What Colebrook calls ‘stratigraphic time’ refers to the potential for each event to be both of its time and thoroughly untimely: an event, she argues, can follow others events in a chronological sequence, but can also reconfigure that sequence in new ways. Think of the archetypical artist, to take one hypothetical example. Let’s say her work is largely unappreciated and ignored during her lifetime. But let’s also say that the occasion of her death imbibes her earlier work with fresh significance and meaning. Her death is thus an event in time, which followed others events in a chronological sequence; but it also possessed a potential to retroactively animate earlier events, the artist’s life and artwork.

Moreover, consider the examples used by Colebrook. She argues that the creation of new philosophical concepts like subjectivity were products of their time, but allowed the re-reading of earlier philosophical texts with this new knowledge in mind (e.g., Plato could now be read by someone interested in subject-positions). Likewise, capitalism is/was a product of its time and followed feudalism in a chronological sequence. Yet capitalism was also able to fold time back upon itself, for it was only after its emergence that we could reinterpret earlier feudal societies in terms of the concepts capitalism prized (e.g., the exchange of labour) or created (e.g., the modern family).
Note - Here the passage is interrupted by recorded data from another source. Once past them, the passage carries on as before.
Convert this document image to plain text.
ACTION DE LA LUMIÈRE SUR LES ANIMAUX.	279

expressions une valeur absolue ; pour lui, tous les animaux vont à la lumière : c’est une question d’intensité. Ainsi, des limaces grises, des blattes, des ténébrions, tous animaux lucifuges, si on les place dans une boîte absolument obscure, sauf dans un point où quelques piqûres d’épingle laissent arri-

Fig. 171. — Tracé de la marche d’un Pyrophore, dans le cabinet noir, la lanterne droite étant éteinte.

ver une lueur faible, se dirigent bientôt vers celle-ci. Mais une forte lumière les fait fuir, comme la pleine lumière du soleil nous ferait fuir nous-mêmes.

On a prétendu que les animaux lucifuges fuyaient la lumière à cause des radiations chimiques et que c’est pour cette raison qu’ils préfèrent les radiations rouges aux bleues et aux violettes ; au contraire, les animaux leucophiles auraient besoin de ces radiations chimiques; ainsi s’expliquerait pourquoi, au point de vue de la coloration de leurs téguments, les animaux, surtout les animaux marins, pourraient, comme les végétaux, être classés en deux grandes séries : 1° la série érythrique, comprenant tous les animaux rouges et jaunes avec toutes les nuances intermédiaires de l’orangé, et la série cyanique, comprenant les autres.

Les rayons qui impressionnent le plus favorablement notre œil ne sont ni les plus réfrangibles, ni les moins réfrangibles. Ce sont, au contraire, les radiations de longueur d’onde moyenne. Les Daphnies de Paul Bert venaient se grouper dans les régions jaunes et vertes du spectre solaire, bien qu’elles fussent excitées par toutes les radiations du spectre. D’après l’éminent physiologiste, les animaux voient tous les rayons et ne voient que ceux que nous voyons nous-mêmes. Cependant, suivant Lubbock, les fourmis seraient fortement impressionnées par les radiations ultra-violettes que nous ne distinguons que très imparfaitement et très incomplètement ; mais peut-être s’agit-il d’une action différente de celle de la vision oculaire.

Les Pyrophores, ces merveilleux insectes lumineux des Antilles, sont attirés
By relying on this reading of stratigraphic time, Colebrook is able to argue for a different role for the past in the feminist movement’s present. The past need not simply be disconnected or studied in isolation from the present. Feminism can be both historicist and counter-historicist — it can contextualise texts but also read them anew, from new perspectives and with recourse to different values. In so doing, the past can be affirmative, productive even: we can read earlier texts ‘not according to the time within which [they] occurred to a time [they] might enable.’ The past can animate new futures.

Now, I have little to say on Browne/Colebrook’s contribution to feminist debate: I am not a card-carrying member of the movement, and, were they written down, my feminist credentials could not fill the back of a postage-stamp. But there’s an obvious spillover between the history of feminism and the writing of history more broadly. My attraction to Browne and Colebrook is that they both challenge the idea of time as linear, singular and infinite. But, more significantly, they decouple temporality from causality — e.g., just because third-wave follows second-wave feminism chronologically does not mean that the former cannot operate on the latter, cannot imbibe it with new meanings, new values. The implications of this debate on history-writing are wide-ranging (imagine composing a historical narrative that privileged the retroactive movement of causality, of the way in which time folds continuously back upon itself). It’s for this reason that I remain an avid reader of feminist philosophy: it has a heuristic value, an ability to produce new ways of knowing, thinking, becoming. If we let it, feminist debates over history can fold back upon, and radically transform, how we write history.